Prenant son rouleau de papier absorbant, la pauvre Cendrillon s’exécuta, n’ayant pas le droit de se rebeller, sous peine de se retrouver à la rue. Elle n’avait pas à se plaindre, elle était hébergée et nourrie gratuitement par sa tante, qui, dans sa grande bonté, l’autorisait à manger les restes de leurs trois repas, que Cendrillon avait bien sûr préparés. Elle les cuisinait mais n’y avait pas droit. Elle était également habillée par sa si généreuse tante, enfin habillée, un truc qui lui couvrait le corps, quoi, une espèce de blouse informe et grise…

  • Va nettoyer !
  • T’as vu, Cendri y est…. À nettoyer
  • Oh putain ! T’as fait des vers ! On dirait madame d’un jour !
  • T’as vu, Cendrillon, j’fais des mots pareils à la fin, comme dans le théâtre relou. On dirait que j’serais mademoiselle Molière. On dirait même du slam !
  • Il n’y a pas forcément des rimes dans le slam, c’est une question de flow et d’allitérations.
  • Ecoute la, l’autre intellectuelle, comme si elle savait ce que c’est que le slam
  • Tu vas voir, tu vas prendre notre flow dans la gueule, tu feras moins la maligne !
  • Eh ouais !

Dépitée, Cendrillon se tut et continua à nettoyer tout en laissant son flow interne jaillir dans son esprit dans sa tête et dans son cœur :

Un jour je vais les taper, ces deux greluches, conne à s’taper

La tête contre les murs. Vraiment, elles sont mures

Voire carrément blettes, tellement elles sont bêtes

Un jour mon prince viendra et dans ses bras

Je partirai loin très loin, à brûle pourpoint

Je les laisserai le bec dans l’eau, ce sera rigolo

….

Le temps passait plus vite comme ça et elle arrivait à ne pas s’énerver contre leur crétinerie abyssale.

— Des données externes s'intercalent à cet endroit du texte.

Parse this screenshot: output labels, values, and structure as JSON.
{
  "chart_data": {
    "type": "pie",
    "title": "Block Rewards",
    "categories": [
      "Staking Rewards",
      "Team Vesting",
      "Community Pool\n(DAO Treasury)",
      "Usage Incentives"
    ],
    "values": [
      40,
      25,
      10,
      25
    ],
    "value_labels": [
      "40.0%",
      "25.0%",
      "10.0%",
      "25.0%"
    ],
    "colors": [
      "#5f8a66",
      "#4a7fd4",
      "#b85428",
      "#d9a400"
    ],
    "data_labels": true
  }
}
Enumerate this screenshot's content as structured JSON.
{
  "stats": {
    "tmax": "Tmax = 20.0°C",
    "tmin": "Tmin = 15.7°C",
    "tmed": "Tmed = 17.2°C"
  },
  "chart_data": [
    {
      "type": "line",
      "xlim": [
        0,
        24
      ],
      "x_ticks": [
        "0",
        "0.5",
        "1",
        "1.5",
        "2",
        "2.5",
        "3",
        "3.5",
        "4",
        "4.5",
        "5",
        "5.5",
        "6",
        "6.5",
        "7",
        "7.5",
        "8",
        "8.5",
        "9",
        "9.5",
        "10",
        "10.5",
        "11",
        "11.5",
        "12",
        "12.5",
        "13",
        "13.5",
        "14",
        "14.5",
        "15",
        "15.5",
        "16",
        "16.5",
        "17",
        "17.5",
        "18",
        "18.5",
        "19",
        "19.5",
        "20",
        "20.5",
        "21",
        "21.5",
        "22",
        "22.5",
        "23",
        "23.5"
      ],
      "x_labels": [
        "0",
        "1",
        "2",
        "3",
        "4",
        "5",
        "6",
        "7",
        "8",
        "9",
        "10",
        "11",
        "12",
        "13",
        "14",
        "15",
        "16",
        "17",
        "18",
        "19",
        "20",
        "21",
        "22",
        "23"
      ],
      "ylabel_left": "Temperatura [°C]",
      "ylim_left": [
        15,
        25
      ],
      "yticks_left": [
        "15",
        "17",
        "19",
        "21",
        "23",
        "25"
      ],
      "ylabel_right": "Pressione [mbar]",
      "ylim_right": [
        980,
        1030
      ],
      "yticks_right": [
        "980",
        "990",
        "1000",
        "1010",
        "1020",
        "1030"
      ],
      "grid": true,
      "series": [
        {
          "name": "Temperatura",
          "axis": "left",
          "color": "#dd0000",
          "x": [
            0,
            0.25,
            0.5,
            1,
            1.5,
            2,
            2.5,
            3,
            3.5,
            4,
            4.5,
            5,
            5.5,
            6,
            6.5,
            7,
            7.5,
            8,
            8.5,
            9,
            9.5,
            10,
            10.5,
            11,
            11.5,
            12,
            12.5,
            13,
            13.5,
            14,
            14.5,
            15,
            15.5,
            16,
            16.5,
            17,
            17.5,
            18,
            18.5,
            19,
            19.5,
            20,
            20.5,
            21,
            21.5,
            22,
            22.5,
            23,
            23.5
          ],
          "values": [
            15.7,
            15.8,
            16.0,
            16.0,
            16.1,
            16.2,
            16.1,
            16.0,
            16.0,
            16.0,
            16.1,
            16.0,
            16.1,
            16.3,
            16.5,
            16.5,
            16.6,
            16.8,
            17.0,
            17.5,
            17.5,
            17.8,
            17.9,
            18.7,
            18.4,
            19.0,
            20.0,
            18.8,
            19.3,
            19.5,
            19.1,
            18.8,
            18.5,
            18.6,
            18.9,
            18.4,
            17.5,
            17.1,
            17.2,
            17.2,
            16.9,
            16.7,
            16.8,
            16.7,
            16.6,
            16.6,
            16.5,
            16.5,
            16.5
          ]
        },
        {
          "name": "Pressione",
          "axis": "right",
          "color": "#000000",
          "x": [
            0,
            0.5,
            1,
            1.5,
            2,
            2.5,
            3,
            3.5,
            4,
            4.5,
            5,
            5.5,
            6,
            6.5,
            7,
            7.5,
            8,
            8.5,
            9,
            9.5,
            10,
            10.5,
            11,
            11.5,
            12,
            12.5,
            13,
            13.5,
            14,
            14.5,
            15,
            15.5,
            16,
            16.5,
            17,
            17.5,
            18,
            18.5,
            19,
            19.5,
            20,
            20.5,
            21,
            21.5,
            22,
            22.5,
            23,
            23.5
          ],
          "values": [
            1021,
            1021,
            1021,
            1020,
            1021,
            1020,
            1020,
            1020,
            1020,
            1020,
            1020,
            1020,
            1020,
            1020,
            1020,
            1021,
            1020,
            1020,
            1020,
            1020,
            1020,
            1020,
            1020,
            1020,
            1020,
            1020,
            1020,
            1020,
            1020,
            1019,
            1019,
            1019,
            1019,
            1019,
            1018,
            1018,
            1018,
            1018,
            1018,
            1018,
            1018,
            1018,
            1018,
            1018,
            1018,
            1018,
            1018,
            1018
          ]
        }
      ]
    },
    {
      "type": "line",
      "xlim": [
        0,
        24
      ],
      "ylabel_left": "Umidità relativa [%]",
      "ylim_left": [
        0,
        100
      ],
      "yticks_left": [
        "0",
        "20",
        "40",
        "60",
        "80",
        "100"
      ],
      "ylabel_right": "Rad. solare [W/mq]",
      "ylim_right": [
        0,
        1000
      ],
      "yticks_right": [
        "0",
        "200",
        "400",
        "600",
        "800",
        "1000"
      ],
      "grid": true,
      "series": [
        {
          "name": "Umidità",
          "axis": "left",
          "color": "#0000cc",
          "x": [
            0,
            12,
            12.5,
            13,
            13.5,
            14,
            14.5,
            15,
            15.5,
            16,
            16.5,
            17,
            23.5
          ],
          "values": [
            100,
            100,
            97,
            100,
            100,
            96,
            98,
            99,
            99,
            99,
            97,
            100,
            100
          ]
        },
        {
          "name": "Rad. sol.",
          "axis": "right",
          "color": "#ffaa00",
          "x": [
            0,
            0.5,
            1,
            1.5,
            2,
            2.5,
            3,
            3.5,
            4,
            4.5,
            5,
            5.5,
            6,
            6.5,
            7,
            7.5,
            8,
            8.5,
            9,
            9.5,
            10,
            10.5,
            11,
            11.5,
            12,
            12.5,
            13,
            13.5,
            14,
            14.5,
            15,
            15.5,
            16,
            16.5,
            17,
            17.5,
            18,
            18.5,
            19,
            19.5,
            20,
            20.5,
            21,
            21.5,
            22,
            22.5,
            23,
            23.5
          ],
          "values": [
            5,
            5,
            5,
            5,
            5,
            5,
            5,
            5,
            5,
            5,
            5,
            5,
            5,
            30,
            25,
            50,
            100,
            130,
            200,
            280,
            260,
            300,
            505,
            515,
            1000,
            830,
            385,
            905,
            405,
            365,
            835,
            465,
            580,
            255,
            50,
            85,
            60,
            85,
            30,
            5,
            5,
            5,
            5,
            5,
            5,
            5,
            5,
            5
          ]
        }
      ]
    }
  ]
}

Les deux filles étaient encore en pleine réflexion stratosphériques sur le sens de la vie, toussa, toussa :

  • Tu crois que je mets le vernis rouge avec le rouge à lèvres rose ou le rouge à lèvres rose avec le vernis à ongles rouge ?
  • Chais pas… Faudrait essayer…
  • Euh, c’est pareil les deux, non ? Intervint encore Cendrillon.

La connerie à ce point, elle n’arrivait pas à s’empêcher de leur mettre le nez dedans. C’était plus fort qu’elle. Pas moyen de résister.

  • Ben non, c’est pas pareil !
  • Si…
  • Non !
  • Si !
  • Non, la première fois je mets le vernis d’abord et le rouge à lèvres ensuite et la deuxième fois je mets le rouge à lèvres d’abord !
  • Et toc ! surenchérit la seconde pétasse.

Ça change tout, en effet… Respire, Cendrillon, ça va passer. Laisse pisser…

La vie suivait son cours, de façon répétitive chaque jour, rythmée par le comptage horaire des followers, du nombre de likes et par la publication de magnifiiiiiques photos d’elles deux sur cette application dont tout le monde rêve. Cendrillon continuait à astiquer la maison, à faire les courses, la cuisine, laver le linge, le repasser, le ranger, pour ces deux pétasses et leur mère.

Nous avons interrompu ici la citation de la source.